After sleeping on the film, it’s become clear that the movie, by virtue of hewing so close to the elements of other movies, that it ends up not knowing what kind of movie it is. The Ritual takes its premise and goes on the most bland and anticlimactic path towards it’s ending. It’s a will to live movie, how much are you willing to go through to survive and can you overcome your past, and one that slowly but surely moves away from the more psychological, cerebral film into a cult monster movie.
It is a truly disappointing transition because the movie is set up in a very interesting way. Five men sit in a pub and wonder about where they’re going to spend a lads’ weekend. It’s a funny conversation as these friends from college are all dealing with their lives as they currently are, kids, wives, and jobs complicating what used to be harmless fun. Luke decides that he wants to stop at a liquor store and Robert (Paul Reid) joins him. Unbeknownst to the two, the store is being robbed, and Robert is killed, while Luke can’t do anything but hide. In the aftermath of this, the four remaining men (Rafe Spall, Arsher Ali, Robert James-Collier, Sam Troughton) decide to do what their slain friend would want and hike through the mountains. They decide to take a shortcut and like most horror movies, this puts them on a path towards extreme terror.

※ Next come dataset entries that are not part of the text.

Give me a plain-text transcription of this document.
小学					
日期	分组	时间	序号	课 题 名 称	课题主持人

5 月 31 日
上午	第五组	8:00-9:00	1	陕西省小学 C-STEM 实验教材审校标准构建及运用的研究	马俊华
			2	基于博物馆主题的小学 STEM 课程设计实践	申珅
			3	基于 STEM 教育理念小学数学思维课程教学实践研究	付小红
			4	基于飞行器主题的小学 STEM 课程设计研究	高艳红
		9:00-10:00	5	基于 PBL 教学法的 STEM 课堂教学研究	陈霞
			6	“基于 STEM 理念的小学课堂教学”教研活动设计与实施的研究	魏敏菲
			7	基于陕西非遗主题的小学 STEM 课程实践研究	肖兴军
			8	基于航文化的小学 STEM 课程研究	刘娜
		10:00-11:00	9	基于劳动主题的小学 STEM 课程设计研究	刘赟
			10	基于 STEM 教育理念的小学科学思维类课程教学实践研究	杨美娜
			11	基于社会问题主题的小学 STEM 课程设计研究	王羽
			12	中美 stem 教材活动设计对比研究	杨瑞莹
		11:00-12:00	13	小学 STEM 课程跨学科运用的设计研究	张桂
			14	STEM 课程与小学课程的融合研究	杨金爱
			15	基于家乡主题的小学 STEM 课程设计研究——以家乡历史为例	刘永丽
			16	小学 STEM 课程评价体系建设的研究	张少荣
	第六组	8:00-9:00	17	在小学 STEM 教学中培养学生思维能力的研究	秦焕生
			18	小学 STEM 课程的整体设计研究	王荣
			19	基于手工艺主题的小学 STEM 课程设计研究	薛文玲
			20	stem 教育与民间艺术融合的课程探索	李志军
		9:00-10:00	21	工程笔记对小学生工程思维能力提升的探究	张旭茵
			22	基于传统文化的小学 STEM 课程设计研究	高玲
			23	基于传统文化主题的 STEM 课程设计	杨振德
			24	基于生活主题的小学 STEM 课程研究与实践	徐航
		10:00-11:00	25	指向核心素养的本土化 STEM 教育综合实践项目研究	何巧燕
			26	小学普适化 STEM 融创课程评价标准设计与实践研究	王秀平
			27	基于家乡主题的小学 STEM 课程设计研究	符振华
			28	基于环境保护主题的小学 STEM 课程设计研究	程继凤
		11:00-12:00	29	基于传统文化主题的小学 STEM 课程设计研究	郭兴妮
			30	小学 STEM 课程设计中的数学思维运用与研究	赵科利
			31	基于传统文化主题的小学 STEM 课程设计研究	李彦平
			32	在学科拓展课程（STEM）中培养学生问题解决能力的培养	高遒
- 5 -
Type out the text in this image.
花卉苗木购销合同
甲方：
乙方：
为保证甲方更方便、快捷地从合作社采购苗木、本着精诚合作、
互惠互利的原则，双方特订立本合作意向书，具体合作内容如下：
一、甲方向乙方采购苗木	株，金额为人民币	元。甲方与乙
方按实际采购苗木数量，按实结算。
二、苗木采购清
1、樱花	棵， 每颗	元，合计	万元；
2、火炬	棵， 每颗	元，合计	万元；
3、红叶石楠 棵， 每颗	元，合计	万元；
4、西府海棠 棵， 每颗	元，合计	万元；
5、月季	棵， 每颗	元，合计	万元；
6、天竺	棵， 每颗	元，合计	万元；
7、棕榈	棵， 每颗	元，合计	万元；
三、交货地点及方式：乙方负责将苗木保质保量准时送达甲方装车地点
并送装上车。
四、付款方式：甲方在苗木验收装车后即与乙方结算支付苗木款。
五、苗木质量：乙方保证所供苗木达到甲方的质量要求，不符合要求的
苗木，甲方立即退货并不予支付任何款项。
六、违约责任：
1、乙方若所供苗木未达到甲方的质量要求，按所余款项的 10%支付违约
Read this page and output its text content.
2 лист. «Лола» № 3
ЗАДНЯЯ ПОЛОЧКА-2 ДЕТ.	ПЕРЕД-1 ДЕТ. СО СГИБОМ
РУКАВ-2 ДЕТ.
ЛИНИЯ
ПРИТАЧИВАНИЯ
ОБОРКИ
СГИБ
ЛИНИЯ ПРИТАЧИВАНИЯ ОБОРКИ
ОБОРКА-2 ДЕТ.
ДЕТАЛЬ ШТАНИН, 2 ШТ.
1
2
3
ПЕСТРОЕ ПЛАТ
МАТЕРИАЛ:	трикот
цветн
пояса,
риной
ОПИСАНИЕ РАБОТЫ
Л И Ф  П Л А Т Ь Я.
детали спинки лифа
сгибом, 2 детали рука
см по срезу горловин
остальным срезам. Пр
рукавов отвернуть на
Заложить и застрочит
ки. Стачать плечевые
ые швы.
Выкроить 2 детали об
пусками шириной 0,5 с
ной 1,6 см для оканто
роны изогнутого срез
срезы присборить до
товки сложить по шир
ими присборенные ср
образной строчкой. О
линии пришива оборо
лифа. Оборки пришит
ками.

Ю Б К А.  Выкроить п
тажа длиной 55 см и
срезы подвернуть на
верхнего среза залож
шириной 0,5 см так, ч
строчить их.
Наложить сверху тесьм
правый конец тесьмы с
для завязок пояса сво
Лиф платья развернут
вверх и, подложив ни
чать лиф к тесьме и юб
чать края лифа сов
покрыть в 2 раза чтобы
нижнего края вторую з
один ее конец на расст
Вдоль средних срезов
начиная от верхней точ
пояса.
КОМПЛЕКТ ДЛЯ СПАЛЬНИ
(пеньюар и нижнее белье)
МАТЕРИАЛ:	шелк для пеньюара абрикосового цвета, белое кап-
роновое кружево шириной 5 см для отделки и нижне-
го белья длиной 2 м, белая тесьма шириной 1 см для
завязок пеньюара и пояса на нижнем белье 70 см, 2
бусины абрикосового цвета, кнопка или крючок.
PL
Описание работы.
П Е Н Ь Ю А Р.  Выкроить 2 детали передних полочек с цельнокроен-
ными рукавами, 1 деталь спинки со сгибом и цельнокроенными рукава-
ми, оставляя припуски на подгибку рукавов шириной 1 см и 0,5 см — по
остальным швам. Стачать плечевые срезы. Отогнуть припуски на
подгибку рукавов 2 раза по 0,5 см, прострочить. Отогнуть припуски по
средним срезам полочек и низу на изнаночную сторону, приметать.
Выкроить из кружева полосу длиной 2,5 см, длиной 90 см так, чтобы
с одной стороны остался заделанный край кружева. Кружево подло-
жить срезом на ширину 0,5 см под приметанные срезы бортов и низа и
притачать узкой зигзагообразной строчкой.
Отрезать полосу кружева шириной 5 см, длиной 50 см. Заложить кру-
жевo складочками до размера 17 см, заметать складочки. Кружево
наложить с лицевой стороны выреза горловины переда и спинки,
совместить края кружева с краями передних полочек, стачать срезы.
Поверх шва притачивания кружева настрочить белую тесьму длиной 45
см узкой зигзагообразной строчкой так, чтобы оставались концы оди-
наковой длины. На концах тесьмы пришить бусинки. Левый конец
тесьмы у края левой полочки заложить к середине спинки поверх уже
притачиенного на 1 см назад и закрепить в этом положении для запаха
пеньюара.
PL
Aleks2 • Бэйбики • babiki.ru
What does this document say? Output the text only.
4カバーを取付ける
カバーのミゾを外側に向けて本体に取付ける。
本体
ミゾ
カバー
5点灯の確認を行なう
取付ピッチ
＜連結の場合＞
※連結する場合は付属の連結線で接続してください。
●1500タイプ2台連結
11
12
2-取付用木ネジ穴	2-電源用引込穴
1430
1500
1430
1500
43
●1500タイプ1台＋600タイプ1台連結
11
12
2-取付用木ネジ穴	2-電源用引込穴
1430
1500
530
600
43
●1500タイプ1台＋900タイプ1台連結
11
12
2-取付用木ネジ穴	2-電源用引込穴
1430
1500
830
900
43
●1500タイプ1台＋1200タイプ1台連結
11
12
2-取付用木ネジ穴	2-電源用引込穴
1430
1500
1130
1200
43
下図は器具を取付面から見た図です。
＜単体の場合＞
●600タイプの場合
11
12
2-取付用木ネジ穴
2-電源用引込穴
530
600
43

There’s an underlying layer of depression, anger, and regret that lingers over this movie. In combination with the grey weather of the mountains and the unrelenting width of the forest, it’s a great place to force characters to think about their problems and offer them no escape from them. A hiking trip was also a stroke of genius choice because it forces our characters to have to rely on each other and be in the same space. When all the men decide to sleep in a creepy cabin, you know that there will be no secret or non-shared experience.
But the movie takes this really interesting thing and the creepiness of something being in the woods and just squanders the premise. Sure it forced Luke to confront his demons in a way but The Ritual is so sloppy in how it tries to tie his will to live, it’s monster, and what happens to the characters. In expanding the world considerably (as much as you can in a contained forest), the movie’s third act falls apart completely and leaves The Ritual as a disappointing way to spend just under two hours.